Sweden's outburst of Green

MAYBE we should chalk it up to some sort of global warming trend. But Sweden, far up in the northern latitudes, has just experienced a late-summer burgeoning of Green foliage. The Greens Environment Party won enough support in Sunday's elections to cross the 4 percent threshold and enter parliament, the first new party to do so in some 70 years. But no less remarkable in this round of elections, probably the most interesting since the war, was that the Social Democrats did as well as they did.

They have ruled Sweden for most of the past half century. The tide in Europe, however, has been running in favor of more conservative politics. Moreover, the government of Prime Minister Ingvar Carlsson has been troubled by an arms-sale scandal, the resignation of three justice ministers, and controversy over the still-unresolved assassination of former Prime Minister Olof Palme in 1986.

But the Social Democrats lost only a tiny share of the vote, and in alliance with the communists, will have an overall majority - 179 out of 349 seats.

The three center-right groups, meanwhile, had their worst showing in 40 years. Interestingly, the Greens picked up many of the votes the center-right lost.

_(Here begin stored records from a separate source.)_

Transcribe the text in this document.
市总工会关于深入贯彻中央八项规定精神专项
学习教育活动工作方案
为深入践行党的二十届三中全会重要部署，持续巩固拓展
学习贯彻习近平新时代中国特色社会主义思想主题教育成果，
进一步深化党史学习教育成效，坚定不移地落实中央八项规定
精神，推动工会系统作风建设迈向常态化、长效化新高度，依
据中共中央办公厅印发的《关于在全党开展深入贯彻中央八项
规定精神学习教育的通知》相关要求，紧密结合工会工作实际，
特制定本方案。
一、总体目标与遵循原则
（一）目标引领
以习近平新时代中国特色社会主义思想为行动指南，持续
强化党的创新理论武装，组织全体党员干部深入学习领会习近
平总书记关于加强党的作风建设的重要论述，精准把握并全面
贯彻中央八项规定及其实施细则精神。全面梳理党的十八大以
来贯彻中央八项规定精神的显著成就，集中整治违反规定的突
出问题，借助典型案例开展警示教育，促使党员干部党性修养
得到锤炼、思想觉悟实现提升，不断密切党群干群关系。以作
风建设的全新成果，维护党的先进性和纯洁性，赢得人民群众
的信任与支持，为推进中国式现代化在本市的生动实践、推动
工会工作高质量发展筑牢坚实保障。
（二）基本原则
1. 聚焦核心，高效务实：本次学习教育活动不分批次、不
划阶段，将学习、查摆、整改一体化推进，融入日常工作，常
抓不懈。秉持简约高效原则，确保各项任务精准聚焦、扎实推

Many Swedes will be hoping that the biggest winner will be the environment, however. Sweden has been prosperous enough not to feel it must choose between protecting the environment and protecting the economy. But the pollution-related deaths of 7,000 seals in the Baltic and North Seas, reports of global warming, and other such discussions have energized the public to demand even stronger environmental controls. The Social Democrats' record is not bad, but they are more closely allied to big business than leftist parties usually are. The turnout for the Greens was an implicit demand that the government control the pollution caused by pulp mills, for instance, and move away from the nuclear power on which Sweden so heavily depends.